Antoine: Lahm Ridge lease was part of YK office plan
Public Works Minister Jim Antoine says the controversial Lahm Ridge deal is part of a larger plan tabled last week in the legislative assembly.
DWANE WILKIN
Nunatsiaq News
IQALUIT — Bureaucrats in the GNWT’s Department of Public Works and Services expected to negotiate a long-term lease for the Lahm Ridge Tower in Yellowknife five months before the building changed hands.
Last fall, the Yellowknife office building , along with a lucrative long-term lease with the GNWT, ended up in the hands of a company controlled by Roland Bailey and Mike Mrdjenovich — Yellowknife businessmen with close ties to Premier Don Morin.
That prompted a firestorm of controversy over the past week and a half, as MLAs have peppered the cabinet with numerous questions about the deal.
Deal worked out with previous owners?
But Public Works Minister Jim Antoine has tabled documents suggesting that public works officials had agreed to negotiate a long term lease with the previous owners of Lahm Ridge Towers — not with a numbered company controlled by Bailey and Mrdjenovich.
Antoine told MLAs last week that the public works department already had “a fairly good idea” about which long-term leases the GNWT would keep with private landlords by July, 1997.
That appears to explain why the government decided enter into the controversial $10 million long-term lease on the Lahm Ridge building at a time when most other GNWT leases and contracts were frozen.
The GNWT also has 76,000 square feet of empty office space on its hands.
Office space review
According to Antoine, the decision to reopen lease negotiations was apparently based on a review of the GNWT’s office space requirements by the public works department that started in January, 1997.
Antoine then tabled the government’s so-called “Yellowknife Office Plan” in the assembly last week.
The plan, which Antoine explained was approved by cabinet in January, 1998, calls for “a combination of short, medium and long-term leases” to satisfy the government’s need for office space up until the year 2002.
Responding to questions from ordinary MLAs, Antoine insisted that the deal was not conditional upon the sale of the building to 974102 NWT Ltd, the numbered company controlled by Bailey and Mrdjenovich.

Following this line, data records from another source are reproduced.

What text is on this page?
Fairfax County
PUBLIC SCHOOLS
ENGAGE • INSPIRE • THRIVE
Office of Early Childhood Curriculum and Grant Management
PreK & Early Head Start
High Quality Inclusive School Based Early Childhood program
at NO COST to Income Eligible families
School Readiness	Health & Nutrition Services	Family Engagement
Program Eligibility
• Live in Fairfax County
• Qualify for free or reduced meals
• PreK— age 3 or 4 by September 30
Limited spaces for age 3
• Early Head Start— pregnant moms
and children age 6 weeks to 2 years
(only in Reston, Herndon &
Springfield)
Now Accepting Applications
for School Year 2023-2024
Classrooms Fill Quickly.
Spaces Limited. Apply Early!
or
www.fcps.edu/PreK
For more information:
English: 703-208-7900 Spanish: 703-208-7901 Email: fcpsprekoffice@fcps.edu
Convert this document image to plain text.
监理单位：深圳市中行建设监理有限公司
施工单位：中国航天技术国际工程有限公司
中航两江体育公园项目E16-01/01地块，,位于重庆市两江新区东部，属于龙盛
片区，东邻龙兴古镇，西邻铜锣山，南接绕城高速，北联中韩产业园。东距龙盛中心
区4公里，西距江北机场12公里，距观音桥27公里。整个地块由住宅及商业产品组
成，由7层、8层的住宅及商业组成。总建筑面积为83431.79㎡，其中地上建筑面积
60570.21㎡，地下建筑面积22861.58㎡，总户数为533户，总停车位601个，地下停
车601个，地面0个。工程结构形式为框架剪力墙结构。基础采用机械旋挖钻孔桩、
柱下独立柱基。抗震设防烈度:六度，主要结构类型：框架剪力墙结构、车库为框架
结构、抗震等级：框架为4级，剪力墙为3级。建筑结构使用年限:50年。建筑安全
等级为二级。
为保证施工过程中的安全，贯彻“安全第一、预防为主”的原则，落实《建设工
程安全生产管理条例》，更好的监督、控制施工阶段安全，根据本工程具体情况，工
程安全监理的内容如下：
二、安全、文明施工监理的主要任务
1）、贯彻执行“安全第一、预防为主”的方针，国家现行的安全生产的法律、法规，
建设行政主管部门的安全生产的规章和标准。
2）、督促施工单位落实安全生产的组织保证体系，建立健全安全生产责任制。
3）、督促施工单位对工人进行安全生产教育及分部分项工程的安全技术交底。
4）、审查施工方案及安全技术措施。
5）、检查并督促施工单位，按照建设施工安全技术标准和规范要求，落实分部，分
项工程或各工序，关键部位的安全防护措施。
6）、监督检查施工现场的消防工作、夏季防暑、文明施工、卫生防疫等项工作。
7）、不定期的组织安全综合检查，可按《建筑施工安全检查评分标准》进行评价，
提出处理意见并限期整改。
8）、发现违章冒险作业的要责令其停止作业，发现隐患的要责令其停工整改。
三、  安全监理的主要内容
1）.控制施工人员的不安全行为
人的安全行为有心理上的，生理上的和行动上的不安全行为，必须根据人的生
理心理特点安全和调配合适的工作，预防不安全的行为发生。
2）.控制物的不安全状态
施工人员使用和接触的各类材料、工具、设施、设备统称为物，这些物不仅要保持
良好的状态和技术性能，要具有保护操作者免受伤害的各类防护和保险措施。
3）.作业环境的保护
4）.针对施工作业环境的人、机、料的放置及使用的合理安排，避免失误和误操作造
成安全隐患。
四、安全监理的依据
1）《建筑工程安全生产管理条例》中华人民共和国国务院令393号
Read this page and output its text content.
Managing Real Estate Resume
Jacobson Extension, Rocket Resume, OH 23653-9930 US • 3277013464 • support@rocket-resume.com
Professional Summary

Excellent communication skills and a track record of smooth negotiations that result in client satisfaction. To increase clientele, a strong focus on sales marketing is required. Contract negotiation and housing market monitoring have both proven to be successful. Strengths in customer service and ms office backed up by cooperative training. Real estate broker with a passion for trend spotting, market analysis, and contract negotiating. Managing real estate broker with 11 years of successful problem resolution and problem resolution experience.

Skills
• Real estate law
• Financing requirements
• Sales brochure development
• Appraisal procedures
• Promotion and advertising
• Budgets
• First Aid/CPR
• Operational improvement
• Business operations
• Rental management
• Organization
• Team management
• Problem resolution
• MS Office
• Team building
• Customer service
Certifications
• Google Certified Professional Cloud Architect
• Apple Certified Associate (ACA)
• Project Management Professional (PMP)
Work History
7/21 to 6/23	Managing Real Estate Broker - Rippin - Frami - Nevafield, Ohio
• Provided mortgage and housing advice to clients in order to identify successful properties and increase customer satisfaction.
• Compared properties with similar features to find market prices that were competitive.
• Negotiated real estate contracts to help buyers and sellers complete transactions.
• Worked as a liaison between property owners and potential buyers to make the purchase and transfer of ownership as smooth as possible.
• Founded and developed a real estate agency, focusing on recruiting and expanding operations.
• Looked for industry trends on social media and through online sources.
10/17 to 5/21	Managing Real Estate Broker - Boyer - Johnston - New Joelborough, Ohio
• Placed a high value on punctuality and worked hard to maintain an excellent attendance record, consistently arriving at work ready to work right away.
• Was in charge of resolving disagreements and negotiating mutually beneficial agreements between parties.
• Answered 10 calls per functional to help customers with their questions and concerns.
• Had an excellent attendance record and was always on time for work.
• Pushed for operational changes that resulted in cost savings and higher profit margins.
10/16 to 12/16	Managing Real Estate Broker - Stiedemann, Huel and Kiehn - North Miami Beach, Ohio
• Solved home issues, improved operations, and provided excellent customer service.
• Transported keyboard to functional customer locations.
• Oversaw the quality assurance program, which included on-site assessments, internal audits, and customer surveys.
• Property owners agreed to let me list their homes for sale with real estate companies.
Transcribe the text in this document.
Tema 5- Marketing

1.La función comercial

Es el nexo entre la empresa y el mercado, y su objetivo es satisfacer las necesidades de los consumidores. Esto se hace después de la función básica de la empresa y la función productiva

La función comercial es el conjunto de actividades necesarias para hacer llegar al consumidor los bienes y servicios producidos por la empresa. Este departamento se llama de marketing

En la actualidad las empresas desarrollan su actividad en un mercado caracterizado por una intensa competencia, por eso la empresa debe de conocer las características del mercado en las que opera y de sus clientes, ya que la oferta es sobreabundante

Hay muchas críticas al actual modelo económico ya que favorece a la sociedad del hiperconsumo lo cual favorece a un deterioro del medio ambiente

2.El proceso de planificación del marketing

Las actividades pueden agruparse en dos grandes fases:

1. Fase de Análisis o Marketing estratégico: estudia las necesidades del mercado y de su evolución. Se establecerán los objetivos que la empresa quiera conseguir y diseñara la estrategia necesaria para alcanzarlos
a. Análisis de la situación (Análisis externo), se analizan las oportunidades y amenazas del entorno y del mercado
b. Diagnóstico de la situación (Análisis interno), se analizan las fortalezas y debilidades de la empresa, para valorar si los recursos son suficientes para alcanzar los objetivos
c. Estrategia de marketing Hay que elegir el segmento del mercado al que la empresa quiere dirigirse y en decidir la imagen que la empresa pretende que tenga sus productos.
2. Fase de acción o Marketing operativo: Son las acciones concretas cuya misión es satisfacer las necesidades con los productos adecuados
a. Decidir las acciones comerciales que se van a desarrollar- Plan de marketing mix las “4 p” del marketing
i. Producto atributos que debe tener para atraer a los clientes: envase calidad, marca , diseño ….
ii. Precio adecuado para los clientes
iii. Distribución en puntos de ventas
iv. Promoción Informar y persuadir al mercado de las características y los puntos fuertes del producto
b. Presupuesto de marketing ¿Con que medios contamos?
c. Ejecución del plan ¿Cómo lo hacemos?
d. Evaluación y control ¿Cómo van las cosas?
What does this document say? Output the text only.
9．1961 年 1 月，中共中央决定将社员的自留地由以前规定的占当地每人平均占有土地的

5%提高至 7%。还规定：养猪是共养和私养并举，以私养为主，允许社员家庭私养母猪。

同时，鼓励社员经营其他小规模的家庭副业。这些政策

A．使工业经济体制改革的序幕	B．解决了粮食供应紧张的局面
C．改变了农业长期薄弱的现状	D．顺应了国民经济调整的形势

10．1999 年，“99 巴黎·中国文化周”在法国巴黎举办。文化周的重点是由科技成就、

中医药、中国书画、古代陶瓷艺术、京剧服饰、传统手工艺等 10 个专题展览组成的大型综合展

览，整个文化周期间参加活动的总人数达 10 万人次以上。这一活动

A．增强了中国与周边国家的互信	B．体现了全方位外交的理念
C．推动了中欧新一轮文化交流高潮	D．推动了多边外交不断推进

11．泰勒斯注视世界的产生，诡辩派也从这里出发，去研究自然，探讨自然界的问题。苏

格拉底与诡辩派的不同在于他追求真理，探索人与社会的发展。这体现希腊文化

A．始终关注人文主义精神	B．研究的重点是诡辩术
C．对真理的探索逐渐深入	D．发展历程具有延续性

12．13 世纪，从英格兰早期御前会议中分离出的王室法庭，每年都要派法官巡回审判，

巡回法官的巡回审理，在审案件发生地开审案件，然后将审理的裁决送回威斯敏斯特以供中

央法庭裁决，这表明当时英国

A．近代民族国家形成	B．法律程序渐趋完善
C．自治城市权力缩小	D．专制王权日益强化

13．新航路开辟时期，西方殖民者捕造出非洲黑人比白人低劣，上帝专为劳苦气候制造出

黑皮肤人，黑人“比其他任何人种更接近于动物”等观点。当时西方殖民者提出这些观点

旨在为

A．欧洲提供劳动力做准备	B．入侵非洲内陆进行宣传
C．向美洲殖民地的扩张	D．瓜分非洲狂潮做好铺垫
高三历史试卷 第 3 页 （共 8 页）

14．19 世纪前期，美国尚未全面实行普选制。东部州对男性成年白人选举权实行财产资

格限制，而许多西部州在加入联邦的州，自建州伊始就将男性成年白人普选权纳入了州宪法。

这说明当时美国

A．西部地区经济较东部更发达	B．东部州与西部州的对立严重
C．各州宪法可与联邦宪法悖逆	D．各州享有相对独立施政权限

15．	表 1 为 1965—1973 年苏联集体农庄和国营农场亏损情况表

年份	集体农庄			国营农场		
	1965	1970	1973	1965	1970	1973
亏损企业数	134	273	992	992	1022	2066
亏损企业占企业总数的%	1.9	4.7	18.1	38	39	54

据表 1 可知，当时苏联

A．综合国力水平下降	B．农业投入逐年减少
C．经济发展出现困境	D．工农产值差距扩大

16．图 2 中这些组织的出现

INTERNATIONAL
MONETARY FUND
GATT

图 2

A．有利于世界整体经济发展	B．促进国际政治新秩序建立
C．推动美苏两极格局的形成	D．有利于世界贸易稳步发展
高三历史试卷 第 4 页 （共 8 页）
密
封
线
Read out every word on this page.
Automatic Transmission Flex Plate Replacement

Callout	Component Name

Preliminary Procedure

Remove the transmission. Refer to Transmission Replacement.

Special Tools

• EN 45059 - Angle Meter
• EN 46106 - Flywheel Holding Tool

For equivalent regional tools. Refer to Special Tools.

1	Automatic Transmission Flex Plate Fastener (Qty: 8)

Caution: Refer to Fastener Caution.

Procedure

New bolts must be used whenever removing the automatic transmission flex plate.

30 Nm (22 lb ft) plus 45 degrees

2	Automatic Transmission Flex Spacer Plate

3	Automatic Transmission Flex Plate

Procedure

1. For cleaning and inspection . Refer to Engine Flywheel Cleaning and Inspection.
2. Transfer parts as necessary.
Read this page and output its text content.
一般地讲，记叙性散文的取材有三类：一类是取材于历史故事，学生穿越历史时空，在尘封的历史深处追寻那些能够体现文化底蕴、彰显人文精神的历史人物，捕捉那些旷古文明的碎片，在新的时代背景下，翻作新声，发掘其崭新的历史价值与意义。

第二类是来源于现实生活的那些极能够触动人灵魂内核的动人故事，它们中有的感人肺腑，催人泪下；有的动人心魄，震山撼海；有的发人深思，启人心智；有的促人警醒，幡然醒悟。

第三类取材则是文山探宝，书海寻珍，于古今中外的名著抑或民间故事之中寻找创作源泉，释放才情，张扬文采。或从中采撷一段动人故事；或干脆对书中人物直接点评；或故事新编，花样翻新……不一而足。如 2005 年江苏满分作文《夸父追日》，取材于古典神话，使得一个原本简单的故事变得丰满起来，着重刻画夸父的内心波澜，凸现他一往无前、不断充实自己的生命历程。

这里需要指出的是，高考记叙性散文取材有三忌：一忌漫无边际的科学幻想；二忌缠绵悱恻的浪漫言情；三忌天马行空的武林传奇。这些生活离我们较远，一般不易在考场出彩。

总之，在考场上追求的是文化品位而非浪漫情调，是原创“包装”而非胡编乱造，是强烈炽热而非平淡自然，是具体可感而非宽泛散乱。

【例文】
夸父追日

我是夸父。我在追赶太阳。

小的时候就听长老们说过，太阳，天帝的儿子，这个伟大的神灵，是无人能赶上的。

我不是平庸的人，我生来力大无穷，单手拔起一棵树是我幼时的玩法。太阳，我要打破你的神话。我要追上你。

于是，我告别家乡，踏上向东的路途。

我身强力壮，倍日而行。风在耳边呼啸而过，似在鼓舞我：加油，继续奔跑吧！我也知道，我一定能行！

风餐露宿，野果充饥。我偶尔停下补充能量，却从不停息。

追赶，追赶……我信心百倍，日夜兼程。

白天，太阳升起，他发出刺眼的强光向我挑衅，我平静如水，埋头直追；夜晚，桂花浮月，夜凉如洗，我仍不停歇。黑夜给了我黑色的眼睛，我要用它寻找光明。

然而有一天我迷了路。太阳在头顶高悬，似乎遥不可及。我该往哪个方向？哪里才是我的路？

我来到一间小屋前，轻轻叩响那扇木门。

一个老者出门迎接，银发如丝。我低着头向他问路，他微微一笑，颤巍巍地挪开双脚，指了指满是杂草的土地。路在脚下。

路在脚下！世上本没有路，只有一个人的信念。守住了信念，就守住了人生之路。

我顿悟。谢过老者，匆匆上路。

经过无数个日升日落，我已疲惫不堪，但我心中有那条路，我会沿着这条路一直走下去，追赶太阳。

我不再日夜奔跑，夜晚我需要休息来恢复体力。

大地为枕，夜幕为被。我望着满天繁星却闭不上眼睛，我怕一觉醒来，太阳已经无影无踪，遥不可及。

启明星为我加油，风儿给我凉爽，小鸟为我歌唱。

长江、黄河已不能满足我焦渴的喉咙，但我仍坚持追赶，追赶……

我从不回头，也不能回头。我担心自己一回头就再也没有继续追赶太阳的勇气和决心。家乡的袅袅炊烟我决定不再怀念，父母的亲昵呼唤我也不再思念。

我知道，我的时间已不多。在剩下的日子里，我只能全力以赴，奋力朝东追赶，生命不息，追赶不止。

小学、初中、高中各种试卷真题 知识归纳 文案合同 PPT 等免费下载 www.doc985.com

Bailey, a former deputy minister of the executive is currently working on a contract with the GNWT to manage the Aurora Fund, while Mrdjenovich owns the house in Yellowknife that Morin rents.
In response to questions from Yellowknife Centre MLA Jake Ootes, Antoine said that it was the building’s former owner, Al Marceau of Lahm Ridge Investments Ltd. who contacted the Department of Public Works last summer to start negotiating a lease extension.
Marceau had been renting the building to the GNWT on a month-to-month basis since 1995, after a previous lease with the GNWT had expired.
Antoine said the GNWT was aware during the negotiations that Marceau was also talking about selling the Lahm Ridge building and that “it is obvious his intention all along was to negotiate the lease, and then sell his property to another company.”
Marceau has since left the Northwest Territories and is said to be living in British Columbia. As of our press-time this week, Nunatsiaq News had been unable to contact him for comment.
Morin lashes out at MLAs
In his own member’s statement last week, Premier Morin accused some members of the Legislative Assembly of using the Lahm Ridge deal to wage a campaign of innuendo against him.
“I categorically deny any wrongdoing or interference in the Lahm Ridge Tower lease by myself, my cabinet colleagues and by my deputy ministers,” Morin said.
“I challenge the member from Hay River [Hay River MLA Jane Groenewegen] or anyone else who may believe there is wrongdoing, to file a complaint against me with the Conflict of Interest Commissioner — that is, if they have the guts and political backbone, and if not, let’s get on with the business of good government.”
Hay River MLA Jane Groenewegen says she has no intention of filing a conflict-of-interest complaint against anyone at this time.